In the near term, experts say AI will work like autopilot systems on planes — performing important navigation functions, but always under the supervision of a human pilot.

That approach offers reassurances to both doctors and patients, says Dr. Laurie Margolies, of Mount Sinai hospital network in New York. The system uses Koios breast imaging AI to get a second opinion on breast ultrasounds.

“I will tell patients, ‘I looked at it, and the computer looked at it, and we both agree,’ ” Margolies said. “Hearing me say that we both agree, I think that gives the patient an even greater level of confidence.”

The first large, rigorous studies testing AI-assisted radiologists against those working alone give hints at the potential improvements.

Initial results from a Swedish study of 80,000 women showed a single radiologist working with AI detected 20 percent more cancers than two radiologists working without the technology.

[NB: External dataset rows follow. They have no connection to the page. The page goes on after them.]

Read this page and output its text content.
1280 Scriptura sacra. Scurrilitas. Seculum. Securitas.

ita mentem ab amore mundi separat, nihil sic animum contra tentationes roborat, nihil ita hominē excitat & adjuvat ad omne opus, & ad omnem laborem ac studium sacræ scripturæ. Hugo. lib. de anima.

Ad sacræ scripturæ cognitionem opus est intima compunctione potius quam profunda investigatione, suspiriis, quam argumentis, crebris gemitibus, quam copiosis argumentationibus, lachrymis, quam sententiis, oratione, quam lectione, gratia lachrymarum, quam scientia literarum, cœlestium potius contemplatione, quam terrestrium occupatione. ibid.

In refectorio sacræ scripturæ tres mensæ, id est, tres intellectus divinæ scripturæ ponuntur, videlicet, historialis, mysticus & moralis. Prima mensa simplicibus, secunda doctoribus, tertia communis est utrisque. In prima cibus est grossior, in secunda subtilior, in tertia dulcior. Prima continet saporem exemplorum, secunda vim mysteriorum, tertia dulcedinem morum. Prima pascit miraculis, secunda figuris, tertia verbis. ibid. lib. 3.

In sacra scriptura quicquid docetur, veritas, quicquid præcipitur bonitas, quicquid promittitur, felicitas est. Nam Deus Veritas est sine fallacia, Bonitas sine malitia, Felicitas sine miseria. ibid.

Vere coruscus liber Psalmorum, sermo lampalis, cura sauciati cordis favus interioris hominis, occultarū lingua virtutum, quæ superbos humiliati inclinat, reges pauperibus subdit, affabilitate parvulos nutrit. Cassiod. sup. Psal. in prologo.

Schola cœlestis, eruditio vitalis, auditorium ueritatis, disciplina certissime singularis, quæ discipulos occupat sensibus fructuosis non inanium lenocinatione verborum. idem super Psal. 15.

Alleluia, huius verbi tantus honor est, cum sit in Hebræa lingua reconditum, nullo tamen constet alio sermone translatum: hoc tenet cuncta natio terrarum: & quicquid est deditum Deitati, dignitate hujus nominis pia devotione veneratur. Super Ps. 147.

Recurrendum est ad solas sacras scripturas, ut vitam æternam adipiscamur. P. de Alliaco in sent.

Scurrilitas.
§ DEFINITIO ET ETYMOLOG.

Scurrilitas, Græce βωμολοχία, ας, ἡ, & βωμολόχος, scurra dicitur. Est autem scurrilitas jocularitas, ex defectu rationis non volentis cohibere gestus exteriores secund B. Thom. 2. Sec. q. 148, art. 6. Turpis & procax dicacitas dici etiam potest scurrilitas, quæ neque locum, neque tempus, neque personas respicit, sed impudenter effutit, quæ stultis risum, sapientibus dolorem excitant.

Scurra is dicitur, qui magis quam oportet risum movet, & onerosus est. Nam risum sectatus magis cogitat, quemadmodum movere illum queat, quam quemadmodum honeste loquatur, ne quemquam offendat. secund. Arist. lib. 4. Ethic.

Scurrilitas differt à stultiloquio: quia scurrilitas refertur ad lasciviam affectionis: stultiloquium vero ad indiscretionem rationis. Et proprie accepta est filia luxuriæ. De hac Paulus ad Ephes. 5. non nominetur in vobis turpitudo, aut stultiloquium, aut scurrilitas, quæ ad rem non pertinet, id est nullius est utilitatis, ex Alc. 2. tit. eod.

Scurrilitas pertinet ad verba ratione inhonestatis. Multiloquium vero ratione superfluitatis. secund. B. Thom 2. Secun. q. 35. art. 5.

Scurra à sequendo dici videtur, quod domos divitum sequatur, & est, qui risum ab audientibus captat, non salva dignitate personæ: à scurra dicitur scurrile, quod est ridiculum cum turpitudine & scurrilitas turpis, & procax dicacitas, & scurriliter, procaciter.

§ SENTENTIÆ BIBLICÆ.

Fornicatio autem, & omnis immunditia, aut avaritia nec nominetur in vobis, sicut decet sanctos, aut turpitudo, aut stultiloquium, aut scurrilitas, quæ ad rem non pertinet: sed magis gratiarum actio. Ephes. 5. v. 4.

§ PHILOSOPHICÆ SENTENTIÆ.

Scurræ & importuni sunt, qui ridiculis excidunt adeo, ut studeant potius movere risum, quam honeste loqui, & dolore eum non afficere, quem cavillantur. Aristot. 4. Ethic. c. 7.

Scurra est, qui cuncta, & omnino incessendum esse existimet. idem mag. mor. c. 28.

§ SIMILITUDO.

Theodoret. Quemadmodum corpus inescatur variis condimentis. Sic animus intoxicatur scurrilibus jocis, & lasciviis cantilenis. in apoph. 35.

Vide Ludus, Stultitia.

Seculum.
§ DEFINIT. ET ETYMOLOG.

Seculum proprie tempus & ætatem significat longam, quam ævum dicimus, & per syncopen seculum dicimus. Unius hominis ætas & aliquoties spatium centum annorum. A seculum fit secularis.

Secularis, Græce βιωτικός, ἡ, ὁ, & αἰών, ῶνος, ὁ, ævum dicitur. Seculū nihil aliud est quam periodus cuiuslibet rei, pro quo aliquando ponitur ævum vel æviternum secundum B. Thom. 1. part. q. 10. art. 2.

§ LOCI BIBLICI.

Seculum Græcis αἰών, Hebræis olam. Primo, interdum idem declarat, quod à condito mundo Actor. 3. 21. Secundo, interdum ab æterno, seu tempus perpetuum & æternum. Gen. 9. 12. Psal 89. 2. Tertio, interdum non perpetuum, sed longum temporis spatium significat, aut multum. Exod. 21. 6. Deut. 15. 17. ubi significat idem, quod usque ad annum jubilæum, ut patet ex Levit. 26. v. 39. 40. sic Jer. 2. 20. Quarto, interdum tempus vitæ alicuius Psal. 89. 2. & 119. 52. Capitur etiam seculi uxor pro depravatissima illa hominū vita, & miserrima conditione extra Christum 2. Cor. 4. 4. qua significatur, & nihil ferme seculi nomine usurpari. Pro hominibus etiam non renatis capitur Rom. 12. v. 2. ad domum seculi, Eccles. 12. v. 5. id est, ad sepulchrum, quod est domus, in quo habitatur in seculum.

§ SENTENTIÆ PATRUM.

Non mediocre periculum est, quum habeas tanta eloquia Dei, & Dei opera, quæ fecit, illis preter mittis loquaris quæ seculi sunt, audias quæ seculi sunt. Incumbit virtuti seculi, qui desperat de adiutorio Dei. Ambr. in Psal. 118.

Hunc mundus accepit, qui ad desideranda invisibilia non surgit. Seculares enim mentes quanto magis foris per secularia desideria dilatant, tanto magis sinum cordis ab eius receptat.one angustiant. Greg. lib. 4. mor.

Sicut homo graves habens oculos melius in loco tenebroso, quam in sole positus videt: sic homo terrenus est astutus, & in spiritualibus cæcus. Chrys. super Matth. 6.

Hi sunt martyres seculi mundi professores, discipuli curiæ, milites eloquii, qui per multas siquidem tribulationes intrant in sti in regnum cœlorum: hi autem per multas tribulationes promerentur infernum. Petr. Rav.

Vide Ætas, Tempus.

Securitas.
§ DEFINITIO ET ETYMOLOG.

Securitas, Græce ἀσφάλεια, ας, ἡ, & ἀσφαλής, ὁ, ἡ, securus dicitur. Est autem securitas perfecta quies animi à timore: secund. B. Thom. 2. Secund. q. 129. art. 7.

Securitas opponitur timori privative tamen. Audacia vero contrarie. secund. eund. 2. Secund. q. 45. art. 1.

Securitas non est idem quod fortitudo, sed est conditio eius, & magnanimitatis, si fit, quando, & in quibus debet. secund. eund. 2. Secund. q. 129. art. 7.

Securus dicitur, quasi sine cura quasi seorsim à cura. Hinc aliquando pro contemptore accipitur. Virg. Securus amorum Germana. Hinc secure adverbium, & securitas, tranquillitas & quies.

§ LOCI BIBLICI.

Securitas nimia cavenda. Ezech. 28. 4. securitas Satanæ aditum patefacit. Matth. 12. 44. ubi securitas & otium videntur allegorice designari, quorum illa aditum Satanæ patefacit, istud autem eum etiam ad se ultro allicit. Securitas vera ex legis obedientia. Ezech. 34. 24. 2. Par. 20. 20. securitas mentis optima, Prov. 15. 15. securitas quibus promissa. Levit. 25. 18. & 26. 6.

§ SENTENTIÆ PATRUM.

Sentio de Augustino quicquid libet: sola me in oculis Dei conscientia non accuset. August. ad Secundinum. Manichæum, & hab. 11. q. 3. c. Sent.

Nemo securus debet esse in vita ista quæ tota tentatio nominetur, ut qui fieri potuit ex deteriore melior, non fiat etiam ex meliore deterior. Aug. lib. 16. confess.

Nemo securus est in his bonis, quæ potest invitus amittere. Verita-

In Europe, mammograms are reviewed by two radiologists to improve accuracy. But Sweden, like other countries, faces a workforce shortage, with only a few dozen breast radiologists in a country of 10 million people.

Using AI instead of a second reviewer decreased the human workload by 44 percent, according to the study.

Questions of trust, liability

Still, the study’s lead author says it’s essential that a radiologist make the final diagnosis in all cases.

If an automated algorithm misses a cancer, “that’s going to be very negative for trust in the caregiver,” said Dr. Kristina Lang of Lund University.

The question of who could be held liable in such cases is among the thorny legal issues that have yet to be resolved.

One result is that radiologists are likely to continue double-checking all AI determinations, lest they be held responsible for an error. That’s likely to wipe out many of the predicted benefits, including reduced workload and burnout.

Only an extremely accurate, reliable algorithm would allow radiologists to truly step away from the process, says Dr. Saurabh Jha of the University of Pennsylvania.

Until such systems emerge, Jha likens AI-assisted radiology to someone who offers to help you drive by looking over your shoulder and constantly pointing out everything on the road.

“That’s not helpful,” Jha says. “If you want to help me drive then you take over the driving so that I can sit back and relax.”